In Quinn v. Power ( 87 N.Y. 535) a ferry boat captain deviated from his course without compensation to permit a boatman to embark on a passing canal boat tow in the Hudson river and it was held that although the master gave no consent and had no knowledge of the deviation the servant was still engaged in the master's business.
A driver of a truck deviated from his return course to his master's brewery to visit a friend, and leaving his horses unattended they started and were stopped by a stranger who in attempting to drive them back to the place where the driver left them caused injury to a person in the street, and it was held in Williams v. Koehler Co. ( 41 App. Div. 426) that the master was liable for the negligent act of the stranger because the negligence of the driver in leaving the team unattended was the proximate cause of the accident.
In the case at bar it was the duty of the chauffeur to return the machine to its garage. The accident to the plaintiff happened while the chauffeur was returning from the place he had visited to the garage.
While a powerful automobile may not, strictly speaking, be deemed a dangerous instrument, it may become so if recklessly driven. They are so dangerous that the Legislature has prescribed that their ownership must be registered and the driver licensed, and that speed in different localities must be regulated. (Motor Vehicle Law, Laws of 1904, chap. 538.) The defendant recognized this when he instructed his servant to be careful on the trip which he permitted him to make. If a railroad official should loan a locomotive to one of the company's engineers for the purpose of hurriedly visiting a distant locality, it could hardly be said that the engineer alone would be liable for injuries inflicted upon third persons.
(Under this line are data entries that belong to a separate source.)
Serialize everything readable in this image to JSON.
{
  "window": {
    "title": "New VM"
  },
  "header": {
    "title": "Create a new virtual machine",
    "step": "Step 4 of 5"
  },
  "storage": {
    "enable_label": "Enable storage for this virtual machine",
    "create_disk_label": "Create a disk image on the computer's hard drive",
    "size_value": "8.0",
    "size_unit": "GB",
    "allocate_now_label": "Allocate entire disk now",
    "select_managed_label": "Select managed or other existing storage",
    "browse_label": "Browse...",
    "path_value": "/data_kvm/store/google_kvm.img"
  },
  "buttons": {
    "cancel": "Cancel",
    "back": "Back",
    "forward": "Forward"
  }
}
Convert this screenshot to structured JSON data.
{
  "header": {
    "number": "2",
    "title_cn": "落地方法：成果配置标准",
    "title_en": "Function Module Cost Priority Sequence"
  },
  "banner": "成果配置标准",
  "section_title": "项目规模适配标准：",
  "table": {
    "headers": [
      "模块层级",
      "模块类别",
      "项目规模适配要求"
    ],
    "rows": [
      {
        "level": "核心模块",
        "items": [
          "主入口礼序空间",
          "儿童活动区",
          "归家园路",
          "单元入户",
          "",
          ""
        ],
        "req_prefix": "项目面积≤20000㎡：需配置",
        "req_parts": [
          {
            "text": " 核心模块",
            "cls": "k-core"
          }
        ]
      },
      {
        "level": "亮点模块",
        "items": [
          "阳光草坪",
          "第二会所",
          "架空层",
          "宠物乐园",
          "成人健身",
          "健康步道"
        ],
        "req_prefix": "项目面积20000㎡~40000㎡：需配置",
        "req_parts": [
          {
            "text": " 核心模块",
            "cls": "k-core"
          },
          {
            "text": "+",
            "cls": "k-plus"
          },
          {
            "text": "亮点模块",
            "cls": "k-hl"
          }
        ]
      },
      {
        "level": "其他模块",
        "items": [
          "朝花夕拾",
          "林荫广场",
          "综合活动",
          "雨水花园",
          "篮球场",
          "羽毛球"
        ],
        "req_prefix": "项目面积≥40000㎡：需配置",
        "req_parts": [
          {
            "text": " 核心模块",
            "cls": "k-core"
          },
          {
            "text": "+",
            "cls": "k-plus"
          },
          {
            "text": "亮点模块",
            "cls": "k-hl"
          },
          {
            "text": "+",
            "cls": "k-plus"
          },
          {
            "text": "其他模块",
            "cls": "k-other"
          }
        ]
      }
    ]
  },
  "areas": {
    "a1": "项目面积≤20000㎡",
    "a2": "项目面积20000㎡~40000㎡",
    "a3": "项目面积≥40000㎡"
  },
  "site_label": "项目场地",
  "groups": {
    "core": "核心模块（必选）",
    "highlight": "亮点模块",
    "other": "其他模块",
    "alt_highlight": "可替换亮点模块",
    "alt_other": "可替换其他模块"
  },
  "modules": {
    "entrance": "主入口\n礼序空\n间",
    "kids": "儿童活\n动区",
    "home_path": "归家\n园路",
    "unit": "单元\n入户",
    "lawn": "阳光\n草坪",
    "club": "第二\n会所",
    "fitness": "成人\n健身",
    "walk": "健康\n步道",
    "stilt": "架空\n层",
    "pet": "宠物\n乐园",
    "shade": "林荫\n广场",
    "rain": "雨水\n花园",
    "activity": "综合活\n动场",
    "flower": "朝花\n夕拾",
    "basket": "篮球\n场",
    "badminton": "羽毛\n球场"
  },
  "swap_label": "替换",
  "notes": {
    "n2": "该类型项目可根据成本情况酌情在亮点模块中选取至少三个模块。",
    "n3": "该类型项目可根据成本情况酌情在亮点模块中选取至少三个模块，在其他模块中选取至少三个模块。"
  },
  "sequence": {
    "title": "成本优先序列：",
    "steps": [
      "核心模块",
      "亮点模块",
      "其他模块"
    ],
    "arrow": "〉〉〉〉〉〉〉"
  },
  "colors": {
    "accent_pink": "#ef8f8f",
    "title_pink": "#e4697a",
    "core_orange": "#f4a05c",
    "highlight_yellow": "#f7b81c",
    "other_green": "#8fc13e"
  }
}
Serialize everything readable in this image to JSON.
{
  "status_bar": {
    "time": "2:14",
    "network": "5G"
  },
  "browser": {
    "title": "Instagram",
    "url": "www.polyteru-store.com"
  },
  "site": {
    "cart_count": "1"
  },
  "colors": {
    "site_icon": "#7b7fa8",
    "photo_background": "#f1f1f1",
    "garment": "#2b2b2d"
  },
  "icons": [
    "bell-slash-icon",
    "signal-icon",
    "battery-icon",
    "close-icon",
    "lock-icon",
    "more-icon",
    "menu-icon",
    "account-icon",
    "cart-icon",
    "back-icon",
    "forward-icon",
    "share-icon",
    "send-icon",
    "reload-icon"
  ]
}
I appreciate that the case is on the border line, but it seems to me that the chauffeur was engaged in the business of the master and deviated from the direct course to house the machine by the master's express consent, and that, therefore, the relation of master and servant still continued, and that the court was justified in refusing to charge as requested, or, under the proofs, to submit to the jury the question as to whether or not that relation had been severed.
I, therefore, vote for an affirmance of the judgment.
McLAUGHLIN, J., concurred.
Judgment and order reversed and new trial ordered, costs to appellant to abide event.